Eine Trouvaille im Archiv

Im Archiv unserer Firma finden sich neben Unmengen beschriftetem Papier wie Verträgen, Rechnungen, Inventaren, Korrespondenzen usf. acht kolorierte Tuschezeichnungen des bekannten Berner Künstlers Friedrich Traffelet. Sie stammen aus dem Jahr 1923 und geben Einblicke in die damaligen Produktionsstätten der Druckerei: Handsetzer mit langen schwarzen Schürzen an ihren Setzkästen, Maschinensetzer an Tastapparaten und an einer Giessmaschine des damals brandneuen Monotype­systems, Drucker an Tiegeln und an Schnellpressen. Nicht versäumt hat der Künstler die Darstellung einer jungen Frau inmitten der Männerwelt, einer Einlegerin. Sie legte die Druckbogen in die Maschine und entnahm sie ihr nach dem Druckvorgang, eine Tätigkeit, die erst später von Apparaten übernommen wurde.

Friedrich Traffelet

kam 1897 in Bern zur Welt. Sein Vater betrieb an der Junkerngas­se 22 ein Maler- und Gipsergeschäft, an das der originelle Werbeslogan an der Fassade noch heute erinnert: «Hier herrschen Schönheit und Geschmack/Hier riecht es angenehm nach Lack/Hier wird gemalt in Oel und Kleister/Friedrich Traffelet Malermeister».

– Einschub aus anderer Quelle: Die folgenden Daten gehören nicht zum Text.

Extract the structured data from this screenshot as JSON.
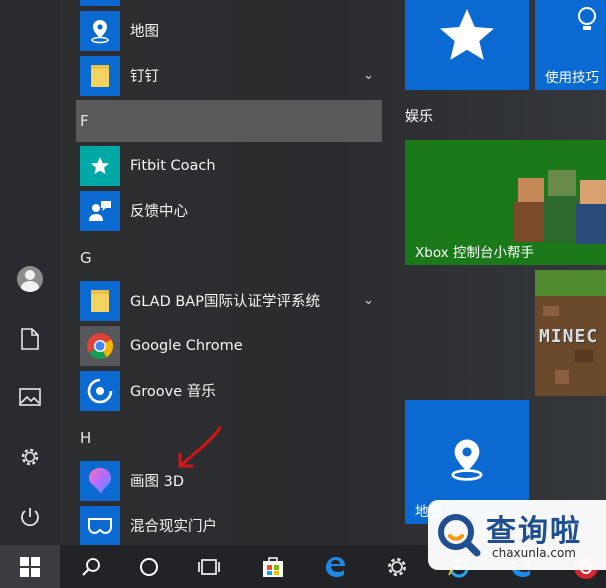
{
  "app_list": {
    "items_top": [
      {
        "label": "地图",
        "icon": "map-pin-icon"
      },
      {
        "label": "钉钉",
        "icon": "folder-icon",
        "expandable": true
      }
    ],
    "sections": [
      {
        "letter": "F",
        "items": [
          {
            "label": "Fitbit Coach",
            "icon": "star-icon"
          },
          {
            "label": "反馈中心",
            "icon": "feedback-person-icon"
          }
        ]
      },
      {
        "letter": "G",
        "items": [
          {
            "label": "GLAD BAP国际认证学评系统",
            "icon": "folder-icon",
            "expandable": true
          },
          {
            "label": "Google Chrome",
            "icon": "chrome-icon"
          },
          {
            "label": "Groove 音乐",
            "icon": "groove-music-icon"
          }
        ]
      },
      {
        "letter": "H",
        "items": [
          {
            "label": "画图 3D",
            "icon": "paint-3d-icon"
          },
          {
            "label": "混合现实门户",
            "icon": "mixed-reality-icon"
          }
        ]
      }
    ]
  },
  "tiles": {
    "tips_label": "使用技巧",
    "group_entertainment": "娱乐",
    "xbox_label": "Xbox 控制台小帮手",
    "minecraft_text": "MINEC",
    "maps_label": "地图"
  },
  "watermark": {
    "title": "查询啦",
    "subtitle": "chaxunla.com"
  },
  "colors": {
    "accent_blue": "#0a6ad1",
    "xbox_green": "#1a7a1a",
    "annotation_red": "#d21414"
  }
}
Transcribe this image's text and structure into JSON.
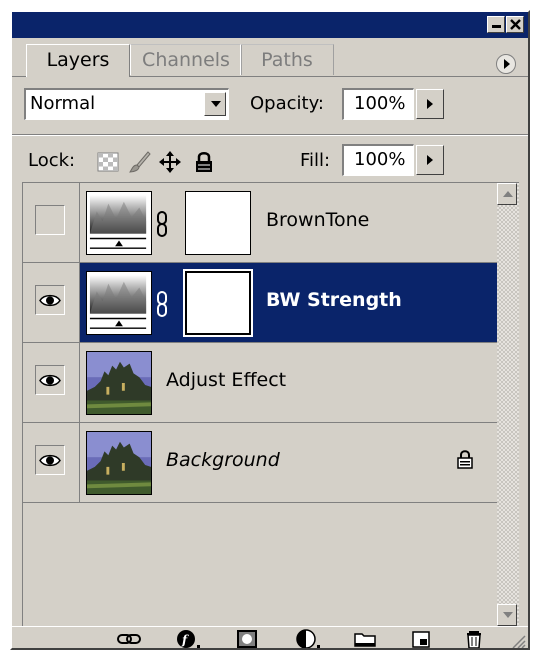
{
  "tabs": [
    {
      "label": "Layers",
      "active": true
    },
    {
      "label": "Channels",
      "active": false
    },
    {
      "label": "Paths",
      "active": false
    }
  ],
  "blend_mode": {
    "value": "Normal"
  },
  "opacity": {
    "label": "Opacity:",
    "value": "100%"
  },
  "lock": {
    "label": "Lock:"
  },
  "fill": {
    "label": "Fill:",
    "value": "100%"
  },
  "layers": [
    {
      "name": "BrownTone",
      "visible": false,
      "selected": false,
      "type": "adjustment"
    },
    {
      "name": "BW Strength",
      "visible": true,
      "selected": true,
      "type": "adjustment"
    },
    {
      "name": "Adjust Effect",
      "visible": true,
      "selected": false,
      "type": "image"
    },
    {
      "name": "Background",
      "visible": true,
      "selected": false,
      "type": "image",
      "locked": true
    }
  ],
  "bottom_icons": [
    "link-icon",
    "layer-style-icon",
    "add-mask-icon",
    "adjustment-layer-icon",
    "new-group-icon",
    "new-layer-icon",
    "trash-icon"
  ],
  "colors": {
    "titlebar": "#0a246a",
    "selection": "#0a246a",
    "panel": "#d4d0c8"
  }
}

Nach einer Lehre in der väterlichen Werkstatt konnte sich der junge Mann nicht dazu entschliessen, in die Fussstapfen des Vaters zu treten und den Betrieb weiterzuführen. Er besuchte die Kunstgewerbeschule in Zürich und nahm anschliessend Mal- und Zeichenunterricht an Pariser Akademien. 1922 kehrte er endgültig nach Bern zurück, heiratete und eröffnete an der Amthausgasse ein Atelier. Er schuf in dieser Zeit Porträts, Landschaftsbilder, Stillleben, Akte und Genrebilder sowie auch die eingangs beschriebenen Bilder.

Peintre militaire

1933 begleitete der Künstler ein Infanterie-Bataillon in den Wiederholungskurs und begründete damit seinen Ruf als Peintre militaire. Diese Linie verfolgte er im Zweiten Weltkrieg weiter. 1944 erhielt er den Auftrag, General Guisan zu porträtieren. Daneben allerdings entstand ein reiches Werk, das aus Wandmalereien wie dem Fresko am Erkerhaus beim Zeitglockenturm, Buchillustratio­nen, Kalenderbildern und vielem mehr besteht. In unserem Verlag sind zwei Kataloge zu Ausstellungen im Schloss Jegenstorf erschienen: «Soldatenbilder» 1989 sowie «Landschaften, Stilleben, Portraits» 1997. Traffelet starb 1954.

Auftragsbilder

Aller Wahrscheinlichkeit nach handelt es sich bei den Tuschezeichnungen aus unserem Archiv um Auftragsbilder. Naheliegend ist die Annahme, sie seien zur Illustration einer Festschrift zum 125-jährigen Bestehen der Firma im Jahre 1924 vorgesehen gewesen. Nachdem eigenartigerweise das 100-Jahr-Jubiläum 1899 keinerlei heute noch sichtbaren Niederschlag gefunden hatte, wollte man offensichtlich Versäumtes nachholen. Zwar ist 1924 tatsächlich eine Festschrift von Hans Bloesch (1878–1945), Oberbibliothekar der Stadt- und Hochschulbibliothek, erschienen, die uns über die ersten 125 Jahre der Firma ausführlich ins Bild setzt. Als Illustrationen zog man jedoch neben etlichen Druckbeispielen Fotos aus den Produktionsstätten den Bildern Traffelets vor.